Greedy Algorithm

Digest from Algorithm Design

‣ Interval Scheduling

Given many small intervals and a bigger interval. To fit the most smaller intervals possible into the bigger intervals.

~~Consider jobs in ascending order of starting time.~~

Not working! Counter example:

The longger: A = {10, 20}
The shorter: {a : {10, 20}, b : {11,12}, c : {13,14}}

Expect:  {a : {11,12}, c : {13,14}} 
Because a and c are not in confict

Algorithm Output:

1. Sort by the processing time:
    {a : {10, 20}, b : {11,12}, c : {13,14}}
2. Consider these sorted intervals one by one
    {a: {10, 20}} takes the whole duration of A
    so output a
3. Output != Expect

4. Greedy algorithm by ascending order of starting time not working

~~Consider jobs in ascending order of duration.~~

Not working! Counter example:

The longger:  A = {10, 20}
The shorter:  {a : {10, 14}, b : {13, 15}, c : {14, 20}}
The duration: {a : 4, b : 2, c : 6}


Expect:  {a : {10,14}, c : {14,20}} 
Because a and c are not in confict

Algorithm Output:

1. Sort by duration:
    {b : {13, 15}, a : {10, 14}, c : {14, 20}}
2. Consider these sorted intervals one by one
    {b: {13, 15}} will be scheduled and all the other two have conflicts
    so output b
3. Output != Expect

4. Greedy algorithm by ascending order of duration not working

Consider jobs in ascending order of ending time.

‣ Interval Partitioning

Given many small intervals and some classrooms. To fit all smaller intervals into the classrooms without conflicts such that the number of classrooms should be the minimum possible.

Consider jobs in ascending order of starting time.

~~Consider jobs in ascending order of duration.~~

Not working!
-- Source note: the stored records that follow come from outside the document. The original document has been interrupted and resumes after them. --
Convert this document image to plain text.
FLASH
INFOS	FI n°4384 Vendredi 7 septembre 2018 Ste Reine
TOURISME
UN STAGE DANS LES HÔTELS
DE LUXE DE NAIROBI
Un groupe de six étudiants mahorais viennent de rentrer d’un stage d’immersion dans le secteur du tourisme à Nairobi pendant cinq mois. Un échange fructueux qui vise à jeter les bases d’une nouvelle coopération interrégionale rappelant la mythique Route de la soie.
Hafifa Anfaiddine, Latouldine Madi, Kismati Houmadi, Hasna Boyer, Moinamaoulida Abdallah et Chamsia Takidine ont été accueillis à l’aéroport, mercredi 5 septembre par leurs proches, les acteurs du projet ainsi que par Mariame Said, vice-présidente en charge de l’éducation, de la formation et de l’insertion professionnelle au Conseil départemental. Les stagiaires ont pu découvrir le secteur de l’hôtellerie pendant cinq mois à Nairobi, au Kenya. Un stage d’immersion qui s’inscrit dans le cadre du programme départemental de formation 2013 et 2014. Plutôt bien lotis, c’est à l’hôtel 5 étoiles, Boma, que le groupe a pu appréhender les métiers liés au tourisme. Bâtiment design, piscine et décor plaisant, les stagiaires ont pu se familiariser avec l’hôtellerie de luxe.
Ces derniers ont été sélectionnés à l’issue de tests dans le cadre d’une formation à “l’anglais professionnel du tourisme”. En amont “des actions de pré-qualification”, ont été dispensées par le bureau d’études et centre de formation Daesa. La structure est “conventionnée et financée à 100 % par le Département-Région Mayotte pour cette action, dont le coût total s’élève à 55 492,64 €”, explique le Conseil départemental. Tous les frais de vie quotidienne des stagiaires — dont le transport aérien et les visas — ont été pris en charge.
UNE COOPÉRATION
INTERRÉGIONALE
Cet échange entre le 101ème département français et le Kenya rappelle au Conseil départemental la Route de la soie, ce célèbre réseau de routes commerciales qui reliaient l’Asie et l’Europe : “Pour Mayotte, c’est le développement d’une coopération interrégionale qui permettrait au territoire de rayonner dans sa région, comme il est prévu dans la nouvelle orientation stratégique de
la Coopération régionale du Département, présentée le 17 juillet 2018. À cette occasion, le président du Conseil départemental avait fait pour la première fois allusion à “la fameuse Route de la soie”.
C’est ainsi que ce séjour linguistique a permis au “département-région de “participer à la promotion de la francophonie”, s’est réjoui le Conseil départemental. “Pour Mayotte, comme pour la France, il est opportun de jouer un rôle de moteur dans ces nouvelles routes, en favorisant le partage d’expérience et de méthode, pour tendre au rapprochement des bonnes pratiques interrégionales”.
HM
Counter example:

The shorter:  {a : {10, 14}, b : {14, 16}, c : {19, 20}}
The duration: {a : 4, b : 2, c : 1}


Expect: 1, {a : {10, 14}, b : {14, 16}, c : {19, 20}}
Because they are all compatible 

Algorithm Output:

1. Sort by duration:
    {c : {19, 20}, b : {14, 16},  a : {10, 14}}
2. Consider these sorted intervals one by one
    1, {c : {19, 20}} 
    2, {b : {14, 16}}
    3, {a : {10, 14}}
    Three classroom will be scheduled 
3. Output != Expect

4. Greedy algorithm by ascending order of duration not working

~~Consider jobs in ascending order of finish time.~~

Not working! Counter example:


The shorter:  {a:{10, 12}, b:{10, 14}, c:{13, 20}, d: {15, 19}}



Expect:  1, {a : {10,12}, c : {13,20}} 
         2, {b : {10,14}, d : {15,19}}
So 2 classrooms should be scheduled

Algorithm Output:

1. Sort by finish time:
    {a:{10, 12}, b:{10, 14}, d: {15, 19}, c:{13, 20}}
2. Consider these sorted intervals one by one
    1, {a:{10, 12}, d: {15, 19}}
    2, {b:{10, 14}, }
    3, {c:{13, 20}}
    
    Three classroom will be scheduled 
3. Output != Expect

4. Greedy algorithm by ascending order of finish time not working

‣ Scheduling to minimize lateness

Given many small intervals and some classrooms. To fit all smaller intervals into the classrooms without conflicts such that the number of classrooms should be the minimum possible.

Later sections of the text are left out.